Meaning: Half; half of something; part of something; the middle.
Origin: From Chinookan; both inflected (noun) and uninflected (particle) n-shitkum ‘I am half’; a-shitkum ‘she is half’; shítkum ‘(at the upper) half’; Clatsop asitko,
The word sitkum is used to describe either of two equal or corresponding parts into which something is or can be divided. This is best seen in the term for a “sitkum dolla” (half dollar; fifty cents), though it is also be applied to varying degrees of, or corresponding parts into which something is or can be divided, as seen in “elip sitkum” (more than half) and “tenas sitkum” (less than half; quarter; a small part of something)
Perhaps the largest use of the word sitkum was related to seasons, such as “sitkum kopa waum illahee” (midsummer), and times of the say, as seen in “elip sitkum sun” (forenoon), “sitkum sun” (noon; midday), “kimtah sitkum sun” (afternoon) and “sitkum polaklie” (midnight; half a night). It even appears in the locational descriptor “kah sun mitlite kopa sitkum sun” (south).
The word sitkum also lends it name to Sitkum Glacier, located on the west slopes of Glacier Peak, immediately south of Scimitar Glacier in Washington. Sitkum is also the name of an unincorporated community in Coos County, about 43.5 km (27 miles) north of the hamlet of Remote in the Southern Oregon Coast Range near the East Fork Coquille River.
In 1872, John Alva Harry and his wife Chloe (Cook) Harry set up a roadhouse that they called ‘Sitkum’—later known as the Halfway House— as a stagecoach stop near a point halfway between Roseburg and Coos City on the Coos Bay Wagon Road. The establishment was a combination restaurant, tavern, rooming house, and telegraph station where travelers could stop to eat while horses were changed or spend the night.

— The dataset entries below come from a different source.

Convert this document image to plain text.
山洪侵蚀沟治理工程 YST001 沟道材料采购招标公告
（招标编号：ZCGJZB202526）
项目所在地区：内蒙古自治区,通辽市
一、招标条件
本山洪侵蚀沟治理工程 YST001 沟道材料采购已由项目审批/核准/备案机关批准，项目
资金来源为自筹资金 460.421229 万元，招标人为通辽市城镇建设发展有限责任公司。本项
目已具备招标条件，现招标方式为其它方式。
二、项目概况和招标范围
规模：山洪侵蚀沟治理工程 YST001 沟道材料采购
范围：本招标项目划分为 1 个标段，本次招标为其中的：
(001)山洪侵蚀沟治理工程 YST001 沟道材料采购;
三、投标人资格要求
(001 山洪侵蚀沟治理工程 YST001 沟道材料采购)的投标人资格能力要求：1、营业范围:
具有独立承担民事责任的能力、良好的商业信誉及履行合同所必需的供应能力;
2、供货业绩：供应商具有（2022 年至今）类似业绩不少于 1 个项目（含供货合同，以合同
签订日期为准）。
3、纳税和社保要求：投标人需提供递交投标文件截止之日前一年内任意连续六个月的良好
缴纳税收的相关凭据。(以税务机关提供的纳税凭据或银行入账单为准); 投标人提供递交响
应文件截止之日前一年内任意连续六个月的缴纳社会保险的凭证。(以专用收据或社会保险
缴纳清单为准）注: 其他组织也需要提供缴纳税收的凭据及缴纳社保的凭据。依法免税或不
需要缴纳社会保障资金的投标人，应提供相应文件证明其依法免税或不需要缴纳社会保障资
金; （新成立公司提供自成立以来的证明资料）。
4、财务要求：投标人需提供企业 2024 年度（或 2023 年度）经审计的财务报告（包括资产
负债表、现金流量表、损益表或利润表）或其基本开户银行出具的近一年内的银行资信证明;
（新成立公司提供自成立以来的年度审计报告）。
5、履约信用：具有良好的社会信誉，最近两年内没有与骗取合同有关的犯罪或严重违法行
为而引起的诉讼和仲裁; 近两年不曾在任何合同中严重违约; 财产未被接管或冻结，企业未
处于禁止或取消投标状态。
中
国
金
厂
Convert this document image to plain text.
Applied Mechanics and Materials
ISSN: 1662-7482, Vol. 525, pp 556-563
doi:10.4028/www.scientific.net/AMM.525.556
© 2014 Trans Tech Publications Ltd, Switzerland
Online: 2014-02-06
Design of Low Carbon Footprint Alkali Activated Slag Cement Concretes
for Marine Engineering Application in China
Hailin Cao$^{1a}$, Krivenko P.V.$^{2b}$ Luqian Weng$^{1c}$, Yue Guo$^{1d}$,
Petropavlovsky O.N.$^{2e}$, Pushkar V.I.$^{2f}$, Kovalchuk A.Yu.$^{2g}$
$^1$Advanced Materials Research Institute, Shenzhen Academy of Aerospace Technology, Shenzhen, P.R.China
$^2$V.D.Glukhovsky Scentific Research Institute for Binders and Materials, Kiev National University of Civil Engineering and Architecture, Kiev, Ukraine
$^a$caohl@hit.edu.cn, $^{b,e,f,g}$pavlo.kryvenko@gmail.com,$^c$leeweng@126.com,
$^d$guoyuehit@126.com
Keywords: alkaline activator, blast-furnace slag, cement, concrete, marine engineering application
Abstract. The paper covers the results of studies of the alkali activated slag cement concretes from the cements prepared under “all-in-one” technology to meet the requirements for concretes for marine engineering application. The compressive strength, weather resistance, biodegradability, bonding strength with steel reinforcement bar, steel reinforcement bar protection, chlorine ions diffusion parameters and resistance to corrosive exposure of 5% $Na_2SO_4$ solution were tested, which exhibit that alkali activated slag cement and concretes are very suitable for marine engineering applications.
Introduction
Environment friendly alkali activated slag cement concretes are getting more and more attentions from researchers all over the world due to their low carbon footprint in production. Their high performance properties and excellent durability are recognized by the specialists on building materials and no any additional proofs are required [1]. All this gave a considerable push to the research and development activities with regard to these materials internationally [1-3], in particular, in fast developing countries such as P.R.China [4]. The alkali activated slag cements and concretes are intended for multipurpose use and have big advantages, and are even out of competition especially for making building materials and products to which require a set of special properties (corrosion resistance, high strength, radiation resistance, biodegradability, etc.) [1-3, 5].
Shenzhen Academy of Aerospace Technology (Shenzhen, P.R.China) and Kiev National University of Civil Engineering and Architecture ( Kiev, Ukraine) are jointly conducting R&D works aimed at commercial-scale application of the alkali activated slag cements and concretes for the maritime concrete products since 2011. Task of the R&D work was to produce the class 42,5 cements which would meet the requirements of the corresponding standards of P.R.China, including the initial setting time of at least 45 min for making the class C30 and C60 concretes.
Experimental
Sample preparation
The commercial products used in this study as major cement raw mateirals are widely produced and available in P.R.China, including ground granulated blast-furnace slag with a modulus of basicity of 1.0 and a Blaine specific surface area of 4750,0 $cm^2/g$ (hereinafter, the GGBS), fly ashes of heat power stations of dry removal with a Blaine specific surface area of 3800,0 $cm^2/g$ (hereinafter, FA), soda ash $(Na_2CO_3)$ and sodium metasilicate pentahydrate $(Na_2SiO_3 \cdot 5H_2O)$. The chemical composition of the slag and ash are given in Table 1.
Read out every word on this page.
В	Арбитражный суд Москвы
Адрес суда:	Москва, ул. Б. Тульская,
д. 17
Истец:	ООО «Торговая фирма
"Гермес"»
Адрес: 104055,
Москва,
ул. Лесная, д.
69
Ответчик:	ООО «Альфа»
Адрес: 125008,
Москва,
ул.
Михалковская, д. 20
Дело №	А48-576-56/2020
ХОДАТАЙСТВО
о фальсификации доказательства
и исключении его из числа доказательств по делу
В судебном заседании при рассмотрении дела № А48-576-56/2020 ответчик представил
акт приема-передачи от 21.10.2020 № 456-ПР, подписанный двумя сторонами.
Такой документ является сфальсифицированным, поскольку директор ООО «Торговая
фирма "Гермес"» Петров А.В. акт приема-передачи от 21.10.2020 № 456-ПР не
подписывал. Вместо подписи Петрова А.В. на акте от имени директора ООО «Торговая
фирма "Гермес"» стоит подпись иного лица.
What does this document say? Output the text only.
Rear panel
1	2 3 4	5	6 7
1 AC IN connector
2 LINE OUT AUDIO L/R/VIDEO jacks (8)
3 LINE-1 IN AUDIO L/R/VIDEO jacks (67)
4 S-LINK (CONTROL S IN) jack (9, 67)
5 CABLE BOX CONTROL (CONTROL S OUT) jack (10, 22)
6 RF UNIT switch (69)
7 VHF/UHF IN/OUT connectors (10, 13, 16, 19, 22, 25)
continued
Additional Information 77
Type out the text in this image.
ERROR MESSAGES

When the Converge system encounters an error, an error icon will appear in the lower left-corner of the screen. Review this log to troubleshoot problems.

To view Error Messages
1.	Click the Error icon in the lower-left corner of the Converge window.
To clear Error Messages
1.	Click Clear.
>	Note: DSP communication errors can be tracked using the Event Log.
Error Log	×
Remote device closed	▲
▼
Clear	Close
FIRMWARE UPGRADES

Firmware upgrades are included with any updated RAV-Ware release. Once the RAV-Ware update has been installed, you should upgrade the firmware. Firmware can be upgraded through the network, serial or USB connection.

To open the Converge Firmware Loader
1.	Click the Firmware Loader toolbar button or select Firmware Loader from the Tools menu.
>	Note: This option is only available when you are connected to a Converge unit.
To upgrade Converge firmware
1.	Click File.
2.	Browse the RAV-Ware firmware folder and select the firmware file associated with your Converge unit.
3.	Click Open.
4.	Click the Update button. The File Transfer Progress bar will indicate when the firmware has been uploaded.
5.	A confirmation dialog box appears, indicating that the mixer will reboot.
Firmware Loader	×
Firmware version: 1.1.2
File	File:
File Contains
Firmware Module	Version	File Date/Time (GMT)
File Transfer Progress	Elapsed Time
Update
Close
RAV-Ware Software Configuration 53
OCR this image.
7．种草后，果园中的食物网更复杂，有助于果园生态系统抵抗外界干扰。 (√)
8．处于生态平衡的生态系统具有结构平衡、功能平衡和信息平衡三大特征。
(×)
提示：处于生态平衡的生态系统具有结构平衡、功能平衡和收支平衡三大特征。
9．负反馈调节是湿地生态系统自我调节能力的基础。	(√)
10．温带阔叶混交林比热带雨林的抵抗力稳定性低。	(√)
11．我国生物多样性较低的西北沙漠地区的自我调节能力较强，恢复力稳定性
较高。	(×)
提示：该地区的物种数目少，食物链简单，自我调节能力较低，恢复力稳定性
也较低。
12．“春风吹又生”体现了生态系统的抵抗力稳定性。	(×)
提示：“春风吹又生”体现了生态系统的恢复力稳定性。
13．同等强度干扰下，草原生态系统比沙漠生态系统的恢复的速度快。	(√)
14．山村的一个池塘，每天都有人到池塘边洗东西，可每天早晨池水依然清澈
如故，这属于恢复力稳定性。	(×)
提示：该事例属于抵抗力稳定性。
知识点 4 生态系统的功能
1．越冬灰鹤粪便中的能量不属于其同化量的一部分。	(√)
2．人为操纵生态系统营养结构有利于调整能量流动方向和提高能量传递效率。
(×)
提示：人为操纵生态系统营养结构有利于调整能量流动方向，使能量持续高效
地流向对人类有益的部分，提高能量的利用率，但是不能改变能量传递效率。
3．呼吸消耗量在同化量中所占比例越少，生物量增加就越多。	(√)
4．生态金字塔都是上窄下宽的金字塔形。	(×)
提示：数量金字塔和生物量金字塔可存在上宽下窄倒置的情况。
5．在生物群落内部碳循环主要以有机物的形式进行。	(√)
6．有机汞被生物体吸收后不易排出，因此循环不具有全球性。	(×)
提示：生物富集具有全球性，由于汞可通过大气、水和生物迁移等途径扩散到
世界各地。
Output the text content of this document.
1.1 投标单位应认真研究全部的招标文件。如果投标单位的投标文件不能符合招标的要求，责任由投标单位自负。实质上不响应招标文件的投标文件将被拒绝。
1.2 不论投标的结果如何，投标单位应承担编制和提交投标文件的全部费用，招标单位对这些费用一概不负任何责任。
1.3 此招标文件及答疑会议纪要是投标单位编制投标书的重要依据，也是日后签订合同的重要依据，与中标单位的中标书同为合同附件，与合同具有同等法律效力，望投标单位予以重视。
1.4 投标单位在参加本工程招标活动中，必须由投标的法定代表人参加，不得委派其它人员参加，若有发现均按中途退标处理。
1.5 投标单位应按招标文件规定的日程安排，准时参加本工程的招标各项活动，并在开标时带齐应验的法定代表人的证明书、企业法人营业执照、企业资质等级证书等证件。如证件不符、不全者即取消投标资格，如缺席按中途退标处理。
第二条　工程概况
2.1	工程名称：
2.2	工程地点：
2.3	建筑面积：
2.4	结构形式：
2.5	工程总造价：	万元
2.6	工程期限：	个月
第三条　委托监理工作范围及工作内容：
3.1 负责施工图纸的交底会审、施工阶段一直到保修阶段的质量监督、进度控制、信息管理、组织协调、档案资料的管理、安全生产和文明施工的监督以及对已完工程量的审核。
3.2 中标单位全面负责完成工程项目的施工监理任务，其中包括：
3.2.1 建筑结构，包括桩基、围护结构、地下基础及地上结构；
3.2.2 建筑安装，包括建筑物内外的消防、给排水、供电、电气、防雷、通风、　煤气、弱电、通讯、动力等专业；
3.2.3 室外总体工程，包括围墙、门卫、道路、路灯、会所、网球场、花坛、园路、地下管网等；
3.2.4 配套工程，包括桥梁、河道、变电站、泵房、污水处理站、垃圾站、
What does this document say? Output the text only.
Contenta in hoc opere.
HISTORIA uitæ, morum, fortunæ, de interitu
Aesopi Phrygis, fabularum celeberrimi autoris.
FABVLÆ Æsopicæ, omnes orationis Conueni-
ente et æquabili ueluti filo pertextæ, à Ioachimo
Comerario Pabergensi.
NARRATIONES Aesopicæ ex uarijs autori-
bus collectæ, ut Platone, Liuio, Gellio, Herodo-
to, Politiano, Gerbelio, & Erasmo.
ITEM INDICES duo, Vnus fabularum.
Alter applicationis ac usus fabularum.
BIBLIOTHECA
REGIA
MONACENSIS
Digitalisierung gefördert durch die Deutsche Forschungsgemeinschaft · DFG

In the following years the small citizenry of Sitkum would also build a post office and grade school.
In 1915, the mail stages switched to a less steep road along the Middle Fork of the Coquille River. This route was favored by more and more traffic, and eventually there was little need for travelers’ accommodations in Sitkum. Even so, the Halfway House at Sitkum would stay in operation until 1964.
Today there is little left of the community, and the Sitkum School was converted into a residence, though the former teacher’s house and the gym still exist on the grounds.